In the past I've been on the side of having libvirt automatically do the
device detach and reattach (but definitely on the side of the guest
agent and libvirt keeping their hands off of network configuration in
the guest), with the thinking that 1) libvirt is in a well situated spot
to do it, and 2) this would eliminate duplicate code in the upper level
management.

However, Peter's points above made me consider the failure cases more
closely, in particular this one:

* the destination claims to have the resources required (right type of
PCI device, enough RAM), so migration is started.

* device detached on source, guest memory migrated to destination,

* guest started - no problems. (At this point, since the guest has been
restarted, it's not really possible for libvirt to fail the migration in
a recoverable manner (unless you want to implement some sort of
"unmigration" so that the guest state on the source is updated with
whatever execution occurred on the destination, and I don't think
*anyone* wants to go there))

* libvirt finds the device still available and attempts to attach it but
(for some odd reason) fails.

Now libvirt can't tell the application that the migration has succeeded,
because it didn't (unless the device was marked as "optional"), but it
also can't fail the migration except to say "this is such a monumental
failure that your guest has simply died".

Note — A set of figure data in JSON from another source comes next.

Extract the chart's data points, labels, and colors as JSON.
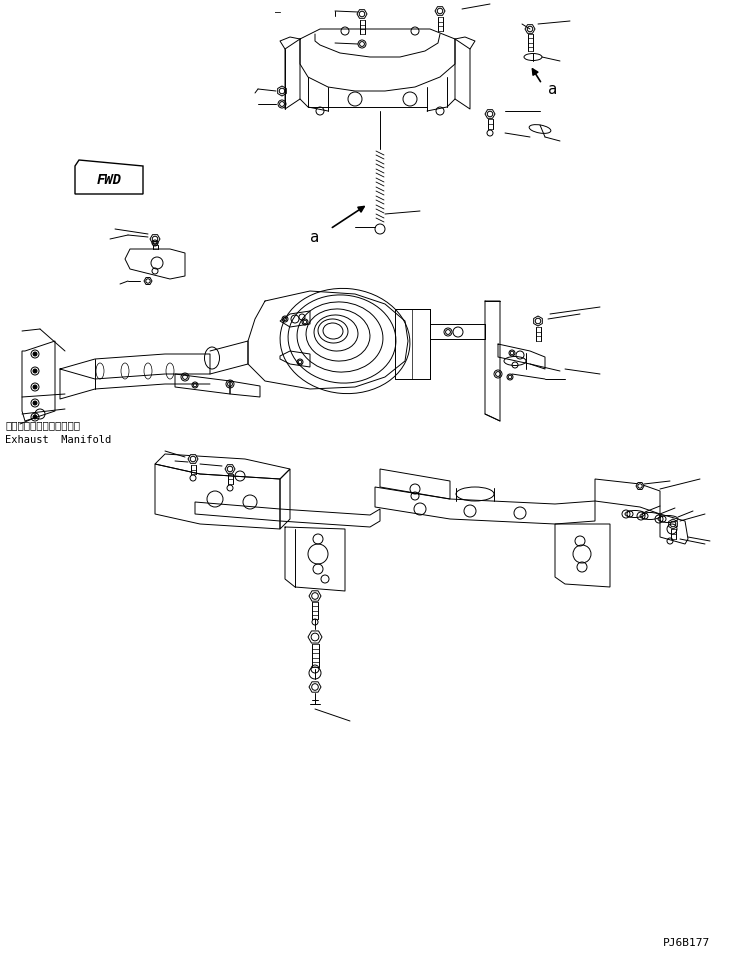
{
  "bg_color": "#ffffff",
  "line_color": "#000000",
  "fig_width": 7.43,
  "fig_height": 9.7,
  "dpi": 100,
  "label_a1": "a",
  "label_a2": "a",
  "label_fwd": "FWD",
  "label_exhaust_jp": "エキゾーストマニホールド",
  "label_exhaust_en": "Exhaust  Manifold",
  "label_partno": "PJ6B177"
}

If, on the other hand, the detach and re-attach are implemented in a
higher layer (ovirt/openstack), they will at least have the guest in a
state they can deal with - it won't be pretty, but they could for
example migrate the guest to another host (maybe back to the source) and
re-attach there.

So this one message from Peter has nicely pointed out the error in my
thinking, and I now agree that auto-detach/reattach shouldn't be
implemented in libvirt - it would work nicely in an error free world,
but would crumble in the face of some errors. (I just wish I had
considered the particular failure mode above a year or two ago, so I
could have been more discouraging in my emails then :-)